Whether you’re looking for a quick bite of information or want to drop some knowledge on your dinnertime companions, here’s our Featured 5 of the Week!
‘Seaspiracy,’ the new Netflix documentary highlights some major issues in the sustainable seafood industry. It made us think… can we trust any of our seafood? The answer is yes, but the process may require a few more steps. Here’s how you can do it!
1. Farmed vs. Wild-Caught
We always thought that wild-caught was more sustainable. However, that’s not the case. Sustainably managed farmed fish can be the best for our planet and our wallets. This is also the only way to ensure that the type of fish you’re buying is actually what you’re paying for. Otherwise, the wild-caught cod you’re buying could be flounder or something totally different.
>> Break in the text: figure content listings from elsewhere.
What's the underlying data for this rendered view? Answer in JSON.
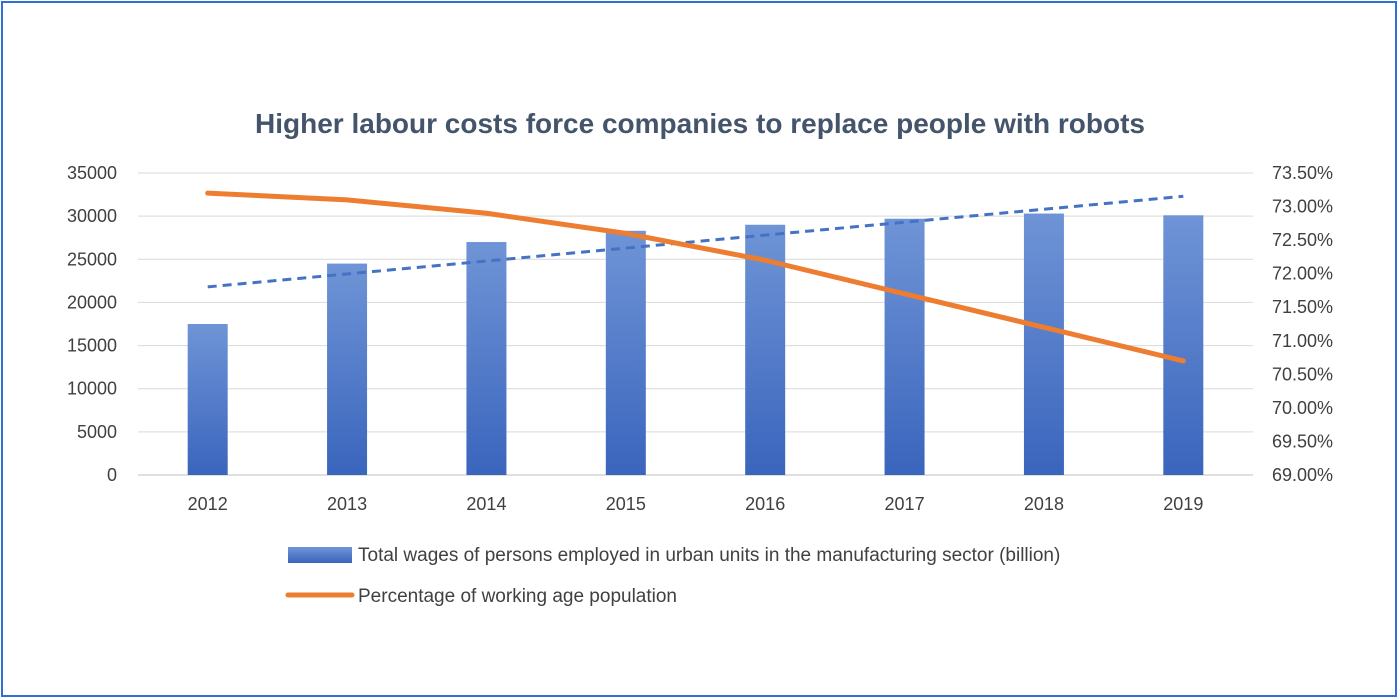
{
  "chart_data": {
    "type": "bar",
    "title": "Higher labour costs force companies to replace people with robots",
    "categories": [
      "2012",
      "2013",
      "2014",
      "2015",
      "2016",
      "2017",
      "2018",
      "2019"
    ],
    "y_left": {
      "min": 0,
      "max": 35000,
      "step": 5000,
      "ticks": [
        "0",
        "5000",
        "10000",
        "15000",
        "20000",
        "25000",
        "30000",
        "35000"
      ]
    },
    "y_right": {
      "min": 69.0,
      "max": 73.5,
      "step": 0.5,
      "ticks": [
        "69.00%",
        "69.50%",
        "70.00%",
        "70.50%",
        "71.00%",
        "71.50%",
        "72.00%",
        "72.50%",
        "73.00%",
        "73.50%"
      ]
    },
    "grid": true,
    "series": [
      {
        "name": "Total wages of persons employed in urban units in the manufacturing sector (billion)",
        "type": "bar",
        "axis": "left",
        "color": "#4472c4",
        "values": [
          17500,
          24500,
          27000,
          28300,
          29000,
          29700,
          30300,
          30100
        ]
      },
      {
        "name": "Percentage of working age population",
        "type": "line",
        "axis": "right",
        "color": "#ed7d31",
        "values": [
          73.2,
          73.1,
          72.9,
          72.6,
          72.2,
          71.7,
          71.2,
          70.7
        ]
      }
    ],
    "trendline": {
      "of_series": 0,
      "style": "dashed",
      "color": "#4472c4",
      "start_value": 21800,
      "end_value": 32300
    },
    "legend_position": "bottom"
  }
}
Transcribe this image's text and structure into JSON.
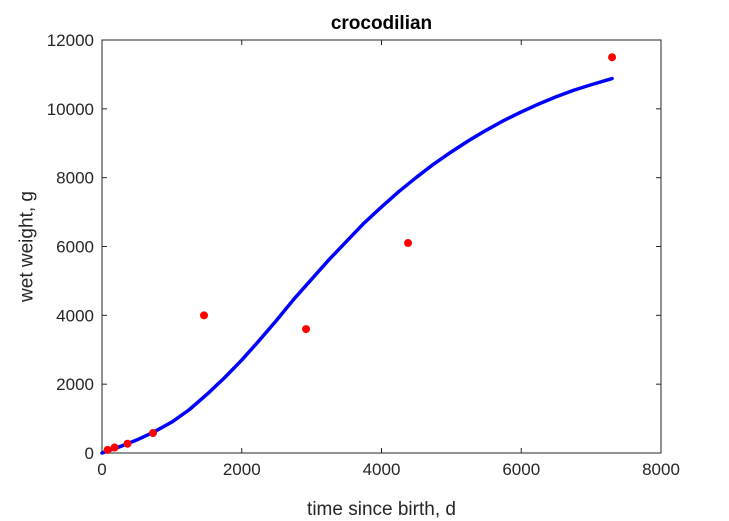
{
  "chart_data": {
    "type": "line",
    "title": "crocodilian",
    "xlabel": "time since birth, d",
    "ylabel": "wet weight, g",
    "xlim": [
      0,
      8000
    ],
    "ylim": [
      0,
      12000
    ],
    "xticks": [
      0,
      2000,
      4000,
      6000,
      8000
    ],
    "yticks": [
      0,
      2000,
      4000,
      6000,
      8000,
      10000,
      12000
    ],
    "grid": false,
    "box": true,
    "series": [
      {
        "kind": "line",
        "color": "#0000ff",
        "x": [
          0,
          250,
          500,
          750,
          1000,
          1250,
          1500,
          1750,
          2000,
          2250,
          2500,
          2750,
          3000,
          3250,
          3500,
          3750,
          4000,
          4250,
          4500,
          4750,
          5000,
          5250,
          5500,
          5750,
          6000,
          6250,
          6500,
          6750,
          7000,
          7300
        ],
        "y": [
          0,
          180,
          380,
          620,
          900,
          1260,
          1700,
          2180,
          2700,
          3270,
          3860,
          4480,
          5050,
          5620,
          6150,
          6680,
          7150,
          7600,
          8010,
          8400,
          8750,
          9080,
          9380,
          9660,
          9910,
          10140,
          10350,
          10540,
          10700,
          10880
        ]
      },
      {
        "kind": "scatter",
        "color": "#ff0000",
        "x": [
          80,
          180,
          365,
          730,
          1460,
          2920,
          4380,
          7300
        ],
        "y": [
          90,
          160,
          270,
          580,
          4000,
          3600,
          6100,
          11500
        ]
      }
    ]
  }
}
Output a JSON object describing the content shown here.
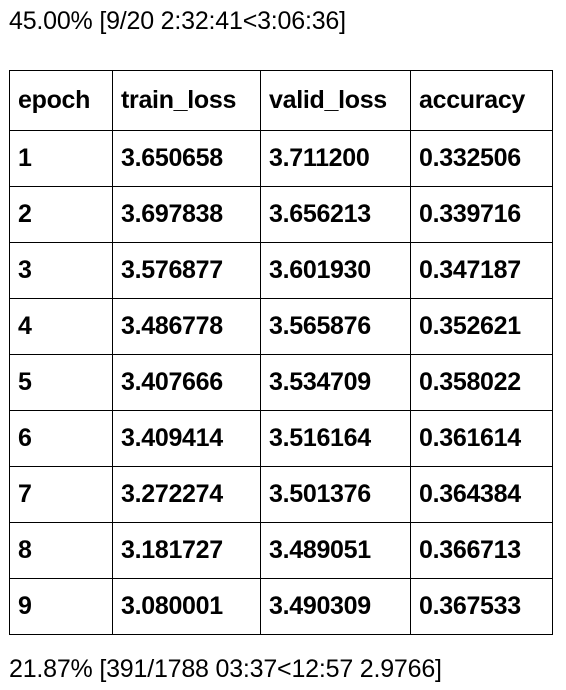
{
  "progress_epochs": {
    "text": "45.00% [9/20 2:32:41<3:06:36]",
    "percent": 45.0,
    "completed": 9,
    "total": 20,
    "elapsed": "2:32:41",
    "remaining": "3:06:36"
  },
  "table": {
    "columns": [
      "epoch",
      "train_loss",
      "valid_loss",
      "accuracy"
    ],
    "rows": [
      [
        "1",
        "3.650658",
        "3.711200",
        "0.332506"
      ],
      [
        "2",
        "3.697838",
        "3.656213",
        "0.339716"
      ],
      [
        "3",
        "3.576877",
        "3.601930",
        "0.347187"
      ],
      [
        "4",
        "3.486778",
        "3.565876",
        "0.352621"
      ],
      [
        "5",
        "3.407666",
        "3.534709",
        "0.358022"
      ],
      [
        "6",
        "3.409414",
        "3.516164",
        "0.361614"
      ],
      [
        "7",
        "3.272274",
        "3.501376",
        "0.364384"
      ],
      [
        "8",
        "3.181727",
        "3.489051",
        "0.366713"
      ],
      [
        "9",
        "3.080001",
        "3.490309",
        "0.367533"
      ]
    ]
  },
  "progress_batches": {
    "text": "21.87% [391/1788 03:37<12:57 2.9766]",
    "percent": 21.87,
    "completed": 391,
    "total": 1788,
    "elapsed": "03:37",
    "remaining": "12:57",
    "current_loss": "2.9766"
  }
}
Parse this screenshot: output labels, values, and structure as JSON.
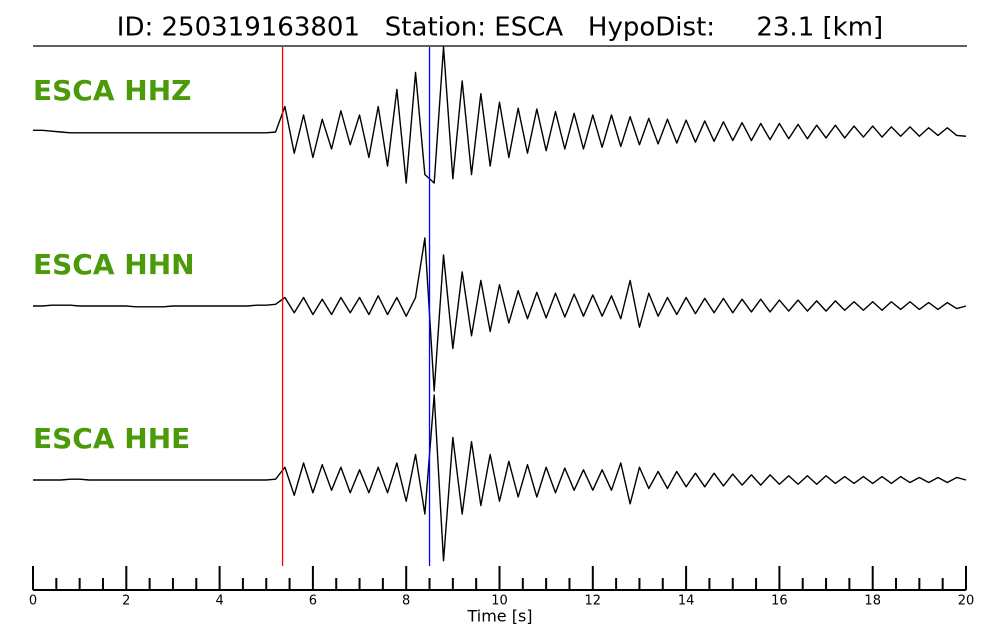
{
  "chart_data": {
    "type": "seismogram",
    "title": "ID: 250319163801   Station: ESCA   HypoDist:     23.1 [km]",
    "xlabel": "Time [s]",
    "xlim": [
      0,
      20
    ],
    "xticks": [
      0,
      2,
      4,
      6,
      8,
      10,
      12,
      14,
      16,
      18,
      20
    ],
    "xminorticks": [
      0.5,
      1,
      1.5,
      2.5,
      3,
      3.5,
      4.5,
      5,
      5.5,
      6.5,
      7,
      7.5,
      8.5,
      9,
      9.5,
      10.5,
      11,
      11.5,
      12.5,
      13,
      13.5,
      14.5,
      15,
      15.5,
      16.5,
      17,
      17.5,
      18.5,
      19,
      19.5
    ],
    "label_color": "#4a9a0a",
    "line_color": "#000000",
    "picks": [
      {
        "x": 5.35,
        "color": "#ff0000"
      },
      {
        "x": 8.5,
        "color": "#0000ff"
      }
    ],
    "x": [
      0,
      0.2,
      0.4,
      0.6,
      0.8,
      1,
      1.2,
      1.4,
      1.6,
      1.8,
      2,
      2.2,
      2.4,
      2.6,
      2.8,
      3,
      3.2,
      3.4,
      3.6,
      3.8,
      4,
      4.2,
      4.4,
      4.6,
      4.8,
      5,
      5.2,
      5.4,
      5.6,
      5.8,
      6,
      6.2,
      6.4,
      6.6,
      6.8,
      7,
      7.2,
      7.4,
      7.6,
      7.8,
      8,
      8.2,
      8.4,
      8.6,
      8.8,
      9,
      9.2,
      9.4,
      9.6,
      9.8,
      10,
      10.2,
      10.4,
      10.6,
      10.8,
      11,
      11.2,
      11.4,
      11.6,
      11.8,
      12,
      12.2,
      12.4,
      12.6,
      12.8,
      13,
      13.2,
      13.4,
      13.6,
      13.8,
      14,
      14.2,
      14.4,
      14.6,
      14.8,
      15,
      15.2,
      15.4,
      15.6,
      15.8,
      16,
      16.2,
      16.4,
      16.6,
      16.8,
      17,
      17.2,
      17.4,
      17.6,
      17.8,
      18,
      18.2,
      18.4,
      18.6,
      18.8,
      19,
      19.2,
      19.4,
      19.6,
      19.8,
      20
    ],
    "series": [
      {
        "name": "ESCA HHZ",
        "ylim": [
          -1.2,
          1.2
        ],
        "values": [
          0.02,
          0.02,
          0.01,
          0,
          -0.01,
          -0.01,
          -0.01,
          -0.01,
          -0.01,
          -0.01,
          -0.01,
          -0.01,
          -0.01,
          -0.01,
          -0.01,
          -0.01,
          -0.01,
          -0.01,
          -0.01,
          -0.01,
          -0.01,
          -0.01,
          -0.01,
          -0.01,
          -0.01,
          -0.01,
          0,
          0.3,
          -0.25,
          0.2,
          -0.3,
          0.15,
          -0.2,
          0.25,
          -0.15,
          0.2,
          -0.3,
          0.3,
          -0.4,
          0.5,
          -0.6,
          0.7,
          -0.5,
          -0.6,
          1.0,
          -0.55,
          0.6,
          -0.5,
          0.45,
          -0.4,
          0.35,
          -0.3,
          0.28,
          -0.25,
          0.27,
          -0.22,
          0.24,
          -0.2,
          0.22,
          -0.2,
          0.2,
          -0.18,
          0.2,
          -0.17,
          0.18,
          -0.15,
          0.16,
          -0.14,
          0.15,
          -0.13,
          0.14,
          -0.12,
          0.13,
          -0.11,
          0.12,
          -0.1,
          0.11,
          -0.1,
          0.1,
          -0.09,
          0.1,
          -0.08,
          0.09,
          -0.08,
          0.08,
          -0.07,
          0.08,
          -0.07,
          0.07,
          -0.06,
          0.07,
          -0.06,
          0.06,
          -0.05,
          0.06,
          -0.05,
          0.05,
          -0.04,
          0.05,
          -0.04,
          -0.05
        ]
      },
      {
        "name": "ESCA HHN",
        "ylim": [
          -1.2,
          1.2
        ],
        "values": [
          0,
          0,
          0.01,
          0.01,
          0.01,
          0,
          0,
          0,
          0,
          0,
          0,
          -0.01,
          -0.01,
          -0.01,
          -0.01,
          0,
          0,
          0,
          0,
          0,
          0,
          0,
          0,
          0,
          0.01,
          0.01,
          0.02,
          0.1,
          -0.08,
          0.1,
          -0.1,
          0.08,
          -0.1,
          0.1,
          -0.08,
          0.1,
          -0.1,
          0.12,
          -0.1,
          0.1,
          -0.12,
          0.1,
          0.8,
          -1.0,
          0.6,
          -0.5,
          0.4,
          -0.35,
          0.3,
          -0.3,
          0.25,
          -0.2,
          0.18,
          -0.15,
          0.16,
          -0.14,
          0.15,
          -0.13,
          0.14,
          -0.12,
          0.13,
          -0.12,
          0.12,
          -0.15,
          0.3,
          -0.25,
          0.15,
          -0.12,
          0.1,
          -0.1,
          0.1,
          -0.09,
          0.09,
          -0.08,
          0.09,
          -0.08,
          0.08,
          -0.07,
          0.08,
          -0.07,
          0.07,
          -0.06,
          0.07,
          -0.06,
          0.06,
          -0.06,
          0.06,
          -0.05,
          0.05,
          -0.05,
          0.05,
          -0.05,
          0.05,
          -0.04,
          0.05,
          -0.04,
          0.04,
          -0.04,
          0.04,
          -0.03,
          0
        ]
      },
      {
        "name": "ESCA HHE",
        "ylim": [
          -1.2,
          1.2
        ],
        "values": [
          0,
          0,
          0,
          0,
          0.01,
          0.01,
          0,
          0,
          0,
          0,
          0,
          0,
          0,
          0,
          0,
          0,
          0,
          0,
          0,
          0,
          0,
          0,
          0,
          0,
          0,
          0,
          0.01,
          0.15,
          -0.18,
          0.2,
          -0.15,
          0.18,
          -0.12,
          0.15,
          -0.15,
          0.12,
          -0.15,
          0.15,
          -0.15,
          0.2,
          -0.25,
          0.3,
          -0.4,
          1.0,
          -0.95,
          0.5,
          -0.4,
          0.45,
          -0.3,
          0.3,
          -0.25,
          0.22,
          -0.2,
          0.18,
          -0.2,
          0.15,
          -0.15,
          0.14,
          -0.12,
          0.12,
          -0.12,
          0.12,
          -0.12,
          0.2,
          -0.28,
          0.15,
          -0.1,
          0.1,
          -0.1,
          0.1,
          -0.08,
          0.08,
          -0.08,
          0.08,
          -0.07,
          0.07,
          -0.06,
          0.06,
          -0.06,
          0.06,
          -0.05,
          0.05,
          -0.05,
          0.05,
          -0.05,
          0.05,
          -0.04,
          0.04,
          -0.04,
          0.04,
          -0.04,
          0.04,
          -0.04,
          0.04,
          -0.03,
          0.03,
          -0.03,
          0.03,
          -0.03,
          0.03,
          0
        ]
      }
    ]
  }
}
2. Check where it’s coming from
Where your seafood is raised or caught matters, so do your research. Aside from the safety of fish farms, some countries have more sustainability measures than others, and their codes of conduct are much more strict. We found this guide from Monterey Bay Aquarium’s Seafood Watch project to give you a good idea of where is best for which type of seafood.
3. Check the label
We say this all the time. Always check the label and make sure it’s reputable before purchasing. Many non-government organizations, or NGOs, like to slap on random labels to mark up the price of our food. For example, adding gluten-free products that naturally don’t contain any gluten just to charge more. So, when it comes to seafood, look for these things:
- A government department on the label
- A reputable country that has sustainable seafood practices
- A grade or indication (for example, “Prime” beef, or USDA “Organic”)
4. Where you buy your seafood matters
Although some retailers may have lower prices on seafood, this is where you can run into issues on being misled. First and foremost, if the grocer is selling U.S. -farmed seafood, chances are it’ll be seafood that’s been sustainably produced because the U.S. is a leader in global sustainable and responsibly managed fisheries. But, sometimes, U.S. -farmed seafood can be hard to find, especially since most aquaculture production is done in China and Southeast Asia.
5. Do your research
When in doubt, research it out. You can never be too safe when feeding fresh, secure, and sustainably produced food to your family, and seafood is no different. If you prefer to eat only wild-caught seafood, this step is crucial. Know where your seafood is coming from, and make sure the labels are reputable.
Wild-caught Alaskan seafood is always a good choice. They feel it’s their duty to maintain the pristine conditions of their oceans and limit overfishing and bycatch. However, this option can get pretty expensive. Also, don’t buy seafloor captures, like trawls, seines, and dredges, because they can be dangerous to marine life.
The Bottom Line
Buying sustainably produced seafood is not impossible, no matter what ‘Seaspiracy’ leads you to believe. Just follow these five simple steps and always do our research whenever you want to buy fish, even in a restaurant.